En mars, SpaceX a bouclé quatre missions au profit de sa constellation de satellites Starlink. Jamais l'entreprise n'avait eu un tel rythme en seulement un mois.

Depuis le début de l’année 2021, la cadence des missions Starlink est plutôt soutenue : chaque mois, on compte au moins deux lancements de soixante satellites à chaque fois. Mais le mois de mars qui s’achève aura été l’occasion pour l’entreprise américaine d’établir un nouveau record personnel. En effet, elle a pu procéder à quatre tirs, dont deux n’ont été espacés que de quelques jours.

Un record pour Starlink

Le dernier décollage de cette série est survenu le 24 mars. Comme la plupart du temps désormais, tout s’est passé comme sur des roulettes : les soixante satellites Starlink ont pu être largués à l’orbite voulue, et la fusée Falcon 9 qui a été chargée de les transporter a fait ce qui lui était demandé. Et comme d’habitude, le premier étage du lanceur est revenu sur la barge au large des côtes américaines.
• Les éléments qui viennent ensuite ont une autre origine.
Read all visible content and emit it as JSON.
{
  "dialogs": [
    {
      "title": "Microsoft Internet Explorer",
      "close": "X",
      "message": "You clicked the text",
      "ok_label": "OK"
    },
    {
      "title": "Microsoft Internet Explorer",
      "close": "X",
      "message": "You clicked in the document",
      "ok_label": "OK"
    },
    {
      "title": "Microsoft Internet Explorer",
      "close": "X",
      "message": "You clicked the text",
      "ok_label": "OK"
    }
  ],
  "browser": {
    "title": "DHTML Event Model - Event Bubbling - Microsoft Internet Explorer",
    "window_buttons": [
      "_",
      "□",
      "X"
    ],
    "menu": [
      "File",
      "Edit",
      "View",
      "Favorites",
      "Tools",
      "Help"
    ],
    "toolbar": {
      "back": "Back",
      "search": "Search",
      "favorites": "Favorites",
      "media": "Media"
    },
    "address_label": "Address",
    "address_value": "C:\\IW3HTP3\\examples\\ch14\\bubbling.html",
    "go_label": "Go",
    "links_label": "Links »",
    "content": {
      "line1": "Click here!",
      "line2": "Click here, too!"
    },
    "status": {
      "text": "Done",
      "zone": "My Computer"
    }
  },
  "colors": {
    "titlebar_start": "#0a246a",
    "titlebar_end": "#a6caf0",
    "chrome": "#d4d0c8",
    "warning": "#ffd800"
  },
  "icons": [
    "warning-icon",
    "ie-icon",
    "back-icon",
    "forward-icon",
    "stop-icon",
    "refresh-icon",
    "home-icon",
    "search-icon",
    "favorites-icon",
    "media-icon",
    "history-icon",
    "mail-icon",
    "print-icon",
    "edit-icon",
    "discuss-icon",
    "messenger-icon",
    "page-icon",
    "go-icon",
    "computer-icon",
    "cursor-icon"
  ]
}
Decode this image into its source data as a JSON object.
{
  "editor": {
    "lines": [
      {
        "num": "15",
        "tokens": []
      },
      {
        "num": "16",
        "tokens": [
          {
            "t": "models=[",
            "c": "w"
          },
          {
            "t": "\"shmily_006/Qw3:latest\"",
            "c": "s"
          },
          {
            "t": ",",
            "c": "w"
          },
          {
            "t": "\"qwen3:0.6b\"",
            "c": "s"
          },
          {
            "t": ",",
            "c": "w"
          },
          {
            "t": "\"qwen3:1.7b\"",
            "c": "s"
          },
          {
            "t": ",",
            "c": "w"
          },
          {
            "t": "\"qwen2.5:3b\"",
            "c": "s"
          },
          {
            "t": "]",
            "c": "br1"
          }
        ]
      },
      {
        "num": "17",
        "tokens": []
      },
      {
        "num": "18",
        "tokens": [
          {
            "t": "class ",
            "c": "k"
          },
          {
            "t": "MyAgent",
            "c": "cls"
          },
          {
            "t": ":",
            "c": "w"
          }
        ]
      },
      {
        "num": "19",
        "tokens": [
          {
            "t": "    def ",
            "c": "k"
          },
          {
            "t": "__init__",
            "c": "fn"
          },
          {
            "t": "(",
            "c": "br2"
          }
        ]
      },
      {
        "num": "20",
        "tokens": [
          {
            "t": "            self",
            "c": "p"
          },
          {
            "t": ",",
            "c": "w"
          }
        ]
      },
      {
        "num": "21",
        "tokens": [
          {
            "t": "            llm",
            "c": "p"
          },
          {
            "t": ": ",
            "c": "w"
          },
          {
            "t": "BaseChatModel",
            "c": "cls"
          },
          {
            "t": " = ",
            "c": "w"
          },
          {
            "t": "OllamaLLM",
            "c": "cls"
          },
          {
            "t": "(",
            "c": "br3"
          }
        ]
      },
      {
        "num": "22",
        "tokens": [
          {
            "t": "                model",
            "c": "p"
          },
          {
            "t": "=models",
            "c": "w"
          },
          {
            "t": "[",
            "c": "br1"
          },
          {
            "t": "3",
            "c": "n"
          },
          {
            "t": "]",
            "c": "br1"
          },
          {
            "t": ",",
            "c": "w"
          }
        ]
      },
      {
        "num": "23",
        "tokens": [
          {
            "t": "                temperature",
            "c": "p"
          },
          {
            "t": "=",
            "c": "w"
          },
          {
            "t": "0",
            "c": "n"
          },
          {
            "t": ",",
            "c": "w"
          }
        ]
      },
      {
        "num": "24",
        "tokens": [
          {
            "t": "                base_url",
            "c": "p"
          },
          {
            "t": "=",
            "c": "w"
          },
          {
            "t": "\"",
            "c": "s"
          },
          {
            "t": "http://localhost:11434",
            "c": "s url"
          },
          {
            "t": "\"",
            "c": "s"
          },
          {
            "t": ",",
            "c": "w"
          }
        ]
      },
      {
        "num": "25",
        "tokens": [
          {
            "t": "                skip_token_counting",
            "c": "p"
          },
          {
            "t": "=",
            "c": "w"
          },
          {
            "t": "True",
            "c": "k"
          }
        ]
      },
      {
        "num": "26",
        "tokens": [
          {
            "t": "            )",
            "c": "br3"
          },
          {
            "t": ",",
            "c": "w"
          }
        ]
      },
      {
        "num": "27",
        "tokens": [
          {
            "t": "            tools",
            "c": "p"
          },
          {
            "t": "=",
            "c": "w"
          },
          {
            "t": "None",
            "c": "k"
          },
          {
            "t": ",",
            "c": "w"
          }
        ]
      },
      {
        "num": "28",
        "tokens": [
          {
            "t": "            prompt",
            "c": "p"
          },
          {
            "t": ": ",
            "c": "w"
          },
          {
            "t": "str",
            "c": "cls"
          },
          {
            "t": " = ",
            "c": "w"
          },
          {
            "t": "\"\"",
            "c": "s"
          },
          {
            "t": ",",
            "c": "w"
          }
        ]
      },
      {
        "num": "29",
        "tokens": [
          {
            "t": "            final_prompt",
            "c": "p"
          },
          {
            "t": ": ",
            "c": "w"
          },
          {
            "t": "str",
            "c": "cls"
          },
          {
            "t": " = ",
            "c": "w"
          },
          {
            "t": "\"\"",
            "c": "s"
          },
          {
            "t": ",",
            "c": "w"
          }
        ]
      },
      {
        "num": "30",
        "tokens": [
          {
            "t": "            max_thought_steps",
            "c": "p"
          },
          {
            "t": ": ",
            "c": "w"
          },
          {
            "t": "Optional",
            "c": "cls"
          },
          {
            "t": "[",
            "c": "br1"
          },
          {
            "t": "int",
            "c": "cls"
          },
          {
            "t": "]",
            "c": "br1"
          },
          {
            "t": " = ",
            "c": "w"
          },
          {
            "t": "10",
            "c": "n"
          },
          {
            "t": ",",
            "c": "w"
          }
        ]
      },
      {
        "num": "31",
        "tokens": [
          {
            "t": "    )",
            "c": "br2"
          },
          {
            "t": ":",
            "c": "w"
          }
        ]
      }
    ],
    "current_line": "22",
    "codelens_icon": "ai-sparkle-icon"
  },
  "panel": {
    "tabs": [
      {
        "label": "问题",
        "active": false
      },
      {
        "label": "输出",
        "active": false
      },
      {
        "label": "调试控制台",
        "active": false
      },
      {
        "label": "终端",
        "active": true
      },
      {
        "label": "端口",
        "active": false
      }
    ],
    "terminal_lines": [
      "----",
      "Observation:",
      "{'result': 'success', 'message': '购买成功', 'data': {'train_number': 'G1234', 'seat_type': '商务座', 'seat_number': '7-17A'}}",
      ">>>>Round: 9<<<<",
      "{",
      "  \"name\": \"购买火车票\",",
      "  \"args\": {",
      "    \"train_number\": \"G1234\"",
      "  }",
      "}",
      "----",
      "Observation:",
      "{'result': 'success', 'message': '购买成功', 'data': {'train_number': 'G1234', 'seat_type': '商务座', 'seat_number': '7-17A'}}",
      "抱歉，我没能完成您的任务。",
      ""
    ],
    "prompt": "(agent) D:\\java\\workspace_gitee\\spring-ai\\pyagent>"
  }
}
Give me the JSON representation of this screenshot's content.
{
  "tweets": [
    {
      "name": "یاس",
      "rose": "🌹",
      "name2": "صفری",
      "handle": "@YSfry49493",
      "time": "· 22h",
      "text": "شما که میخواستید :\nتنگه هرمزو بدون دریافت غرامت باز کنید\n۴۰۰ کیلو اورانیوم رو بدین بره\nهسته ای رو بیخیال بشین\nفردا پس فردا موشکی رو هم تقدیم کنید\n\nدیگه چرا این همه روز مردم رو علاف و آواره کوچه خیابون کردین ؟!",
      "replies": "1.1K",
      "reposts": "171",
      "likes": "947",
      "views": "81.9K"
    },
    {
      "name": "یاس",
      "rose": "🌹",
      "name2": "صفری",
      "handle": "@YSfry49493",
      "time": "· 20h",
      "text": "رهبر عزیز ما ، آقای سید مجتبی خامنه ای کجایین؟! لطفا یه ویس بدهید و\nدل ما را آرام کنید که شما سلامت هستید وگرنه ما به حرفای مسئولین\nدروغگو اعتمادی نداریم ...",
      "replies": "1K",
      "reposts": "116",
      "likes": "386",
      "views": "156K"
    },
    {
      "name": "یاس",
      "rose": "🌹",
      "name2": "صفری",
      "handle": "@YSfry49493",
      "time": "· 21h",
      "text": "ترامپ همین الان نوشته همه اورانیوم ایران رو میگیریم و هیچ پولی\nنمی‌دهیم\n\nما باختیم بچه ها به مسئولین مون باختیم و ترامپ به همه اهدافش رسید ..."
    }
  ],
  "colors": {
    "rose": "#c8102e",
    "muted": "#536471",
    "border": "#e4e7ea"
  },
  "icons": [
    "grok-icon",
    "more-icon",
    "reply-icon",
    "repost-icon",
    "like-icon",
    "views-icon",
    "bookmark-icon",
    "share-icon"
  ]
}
Ce lancement au profit de Starlink achève une série exceptionnelle pour SpaceX, car la société avait procédé au cours du mois à trois autres tirs : les 4, 11 et 14 mars. Ces quatre tirs effacent le précédent record que la société avait établi en octobre 2020, avec trois tirs les 6, 18 et 24 octobre. Surtout, SpaceX a pu démontrer sa capacité à enchaîner deux missions à trois jours d’écart à peine.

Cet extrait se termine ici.